A novela internacional de Carla Zambelli (PL-SP) está chegando ao fim — e não com final feliz. A licença de 127 dias que a deputada tirou da Câmara dos Deputados para fugir do Brasil termina nesta quinta-feira (2), mas ela segue presa na Itália, acumulando faltas que podem levar à perda imediata de seu mandato.
A bolsonarista está foragida desde maio, quando cruzou a fronteira com a Argentina por Foz do Iguaçu (PR), em uma fuga cinematográfica sem controle migratório. De lá, seguiu para os Estados Unidos e depois para a Itália, onde acreditava estar protegida por sua cidadania italiana. Mas foi localizada e presa em julho nos arredores de Roma.
Com o fim da licença, Zambelli deveria reassumir seu posto na Câmara, atualmente ocupado pelo suplente Coronel Tadeu. No entanto, como está detida, começa a acumular faltas não justificadas. O regimento da Casa prevê a cassação automática de parlamentares que faltarem a mais de um terço das sessões sem justificativa válida ao longo de um ano — o que também ameaça Eduardo Bolsonaro, que fugiu para os EUA em março.
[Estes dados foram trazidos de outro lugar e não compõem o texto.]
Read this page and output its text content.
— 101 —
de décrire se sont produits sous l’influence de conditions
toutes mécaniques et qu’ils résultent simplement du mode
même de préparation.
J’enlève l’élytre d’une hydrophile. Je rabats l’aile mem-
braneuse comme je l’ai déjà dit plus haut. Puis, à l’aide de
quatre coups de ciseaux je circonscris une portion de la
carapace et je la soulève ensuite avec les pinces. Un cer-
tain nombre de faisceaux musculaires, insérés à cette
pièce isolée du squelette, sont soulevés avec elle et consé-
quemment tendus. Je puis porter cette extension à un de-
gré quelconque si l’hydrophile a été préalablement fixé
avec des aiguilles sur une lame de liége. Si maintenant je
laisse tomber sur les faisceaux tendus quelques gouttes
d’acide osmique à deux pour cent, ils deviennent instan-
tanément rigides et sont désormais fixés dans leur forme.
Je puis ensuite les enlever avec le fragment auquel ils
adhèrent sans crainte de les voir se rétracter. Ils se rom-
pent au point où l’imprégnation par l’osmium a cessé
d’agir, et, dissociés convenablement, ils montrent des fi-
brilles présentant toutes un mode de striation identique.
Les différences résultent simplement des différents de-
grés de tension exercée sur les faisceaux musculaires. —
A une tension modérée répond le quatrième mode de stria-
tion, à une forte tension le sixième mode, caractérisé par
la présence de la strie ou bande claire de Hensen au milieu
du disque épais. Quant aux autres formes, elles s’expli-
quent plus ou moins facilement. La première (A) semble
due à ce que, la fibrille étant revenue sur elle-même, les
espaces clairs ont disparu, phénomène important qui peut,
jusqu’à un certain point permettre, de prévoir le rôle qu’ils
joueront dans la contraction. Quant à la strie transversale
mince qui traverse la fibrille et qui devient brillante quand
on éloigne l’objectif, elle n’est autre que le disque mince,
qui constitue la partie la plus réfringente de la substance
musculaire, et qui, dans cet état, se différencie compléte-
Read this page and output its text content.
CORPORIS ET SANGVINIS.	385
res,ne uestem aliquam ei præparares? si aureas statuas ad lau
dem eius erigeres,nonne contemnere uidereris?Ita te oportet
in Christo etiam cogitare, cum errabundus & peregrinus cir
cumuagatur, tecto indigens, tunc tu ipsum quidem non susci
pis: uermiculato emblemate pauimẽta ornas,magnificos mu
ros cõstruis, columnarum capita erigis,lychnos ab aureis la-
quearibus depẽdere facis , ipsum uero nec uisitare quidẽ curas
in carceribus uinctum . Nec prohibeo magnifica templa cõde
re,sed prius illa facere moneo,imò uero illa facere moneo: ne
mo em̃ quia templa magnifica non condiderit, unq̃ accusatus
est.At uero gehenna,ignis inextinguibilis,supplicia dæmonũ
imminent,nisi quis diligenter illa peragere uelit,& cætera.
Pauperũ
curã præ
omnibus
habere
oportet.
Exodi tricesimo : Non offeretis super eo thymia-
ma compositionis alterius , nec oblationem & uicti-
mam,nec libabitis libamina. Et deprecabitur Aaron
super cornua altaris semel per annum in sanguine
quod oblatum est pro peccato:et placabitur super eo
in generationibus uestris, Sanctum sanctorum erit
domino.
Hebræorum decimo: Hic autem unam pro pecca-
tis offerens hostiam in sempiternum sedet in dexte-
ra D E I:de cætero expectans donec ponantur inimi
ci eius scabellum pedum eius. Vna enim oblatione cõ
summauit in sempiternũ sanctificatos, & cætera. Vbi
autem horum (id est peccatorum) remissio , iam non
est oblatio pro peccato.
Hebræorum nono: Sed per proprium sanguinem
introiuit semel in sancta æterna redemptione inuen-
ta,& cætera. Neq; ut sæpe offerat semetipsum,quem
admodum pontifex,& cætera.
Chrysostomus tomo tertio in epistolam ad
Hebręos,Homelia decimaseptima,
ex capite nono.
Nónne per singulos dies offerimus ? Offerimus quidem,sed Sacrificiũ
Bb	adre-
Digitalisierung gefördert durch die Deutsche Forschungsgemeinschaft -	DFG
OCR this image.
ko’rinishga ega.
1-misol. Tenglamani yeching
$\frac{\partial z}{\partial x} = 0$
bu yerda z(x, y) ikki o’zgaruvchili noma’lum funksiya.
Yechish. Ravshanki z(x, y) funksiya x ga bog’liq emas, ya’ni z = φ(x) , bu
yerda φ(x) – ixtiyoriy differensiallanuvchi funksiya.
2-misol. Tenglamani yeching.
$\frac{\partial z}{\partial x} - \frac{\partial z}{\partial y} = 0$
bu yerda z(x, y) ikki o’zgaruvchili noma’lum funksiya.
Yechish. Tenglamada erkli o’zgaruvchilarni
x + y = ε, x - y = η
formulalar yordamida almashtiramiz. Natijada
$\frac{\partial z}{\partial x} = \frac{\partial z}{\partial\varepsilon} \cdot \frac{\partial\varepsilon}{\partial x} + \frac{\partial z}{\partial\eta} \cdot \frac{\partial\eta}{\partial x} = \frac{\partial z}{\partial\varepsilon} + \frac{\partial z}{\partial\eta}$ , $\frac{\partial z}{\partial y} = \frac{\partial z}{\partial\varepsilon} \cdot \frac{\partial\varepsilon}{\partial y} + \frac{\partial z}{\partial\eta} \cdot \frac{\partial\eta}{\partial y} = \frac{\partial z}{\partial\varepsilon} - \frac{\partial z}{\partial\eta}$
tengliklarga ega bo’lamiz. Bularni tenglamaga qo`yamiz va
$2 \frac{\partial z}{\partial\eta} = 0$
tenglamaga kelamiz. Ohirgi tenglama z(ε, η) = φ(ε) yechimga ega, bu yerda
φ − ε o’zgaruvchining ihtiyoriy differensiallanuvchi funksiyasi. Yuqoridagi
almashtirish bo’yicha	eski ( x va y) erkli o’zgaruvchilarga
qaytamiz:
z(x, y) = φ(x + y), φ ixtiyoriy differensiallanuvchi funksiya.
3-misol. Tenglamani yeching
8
Zambelli já enfrenta um pedido de cassação na Comissão de Constituição e Justiça (CCJ), onde o clima não é nada favorável. Até membros do PL, seu partido, não acreditam que ela consiga manter o cargo. A última movimentação no processo foi um depoimento direto do presídio em Roma, no qual a deputada alegou dificuldades com a língua portuguesa e disse estar aprendendo italiano. Ainda teve tempo de atacar o ministro Alexandre de Moraes, a quem chamou de “bandido”.
Ela também afirmou que “seria solta em breve”, acreditando que a Justiça italiana identificaria “abusos jurídicos” do Supremo Tribunal Federal (STF). No entanto, o STF já solicitou sua extradição, e a Procuradoria italiana deve se pronunciar até o fim de outubro.
Condenada por unanimidade a 10 anos de prisão por invadir o sistema do Conselho Nacional de Justiça (CNJ) com o hacker Walter Delgatti, Zambelli também foi sentenciada a mais 5 anos e 3 meses por porte ilegal de arma e constrangimento, após perseguir o jornalista Luan Araújo com uma pistola na mão, na véspera do segundo turno das eleições de 2022.
O caso repercutiu nacionalmente e foi um dos episódios que, segundo aliados de Jair Bolsonaro, prejudicaram sua campanha. Após o escândalo, o ex-presidente se afastou da deputada, que até então era uma de suas principais defensoras.
O presidente da Câmara, Hugo Motta (Republicanos-PB), decidiu que a Mesa Diretora não destituiria Zambelli por ofício e que não levaria o caso ao Conselho de Ética. Em vez disso, instaurou uma representação na CCJ. O colegiado agora aguarda o levantamento do sigilo do processo pelo STF para dar prosseguimento à cassação. Caso a comissão aprove, a perda do mandato será submetida ao plenário, que precisa de 257 votos para confirmar a decisão.
A aposta de Zambelli em viver como “intocável” na Itália fracassou. Presa e isolada, sua carreira política parece ruir rapidamente — não apenas no Brasil, mas agora também com repercussão internacional.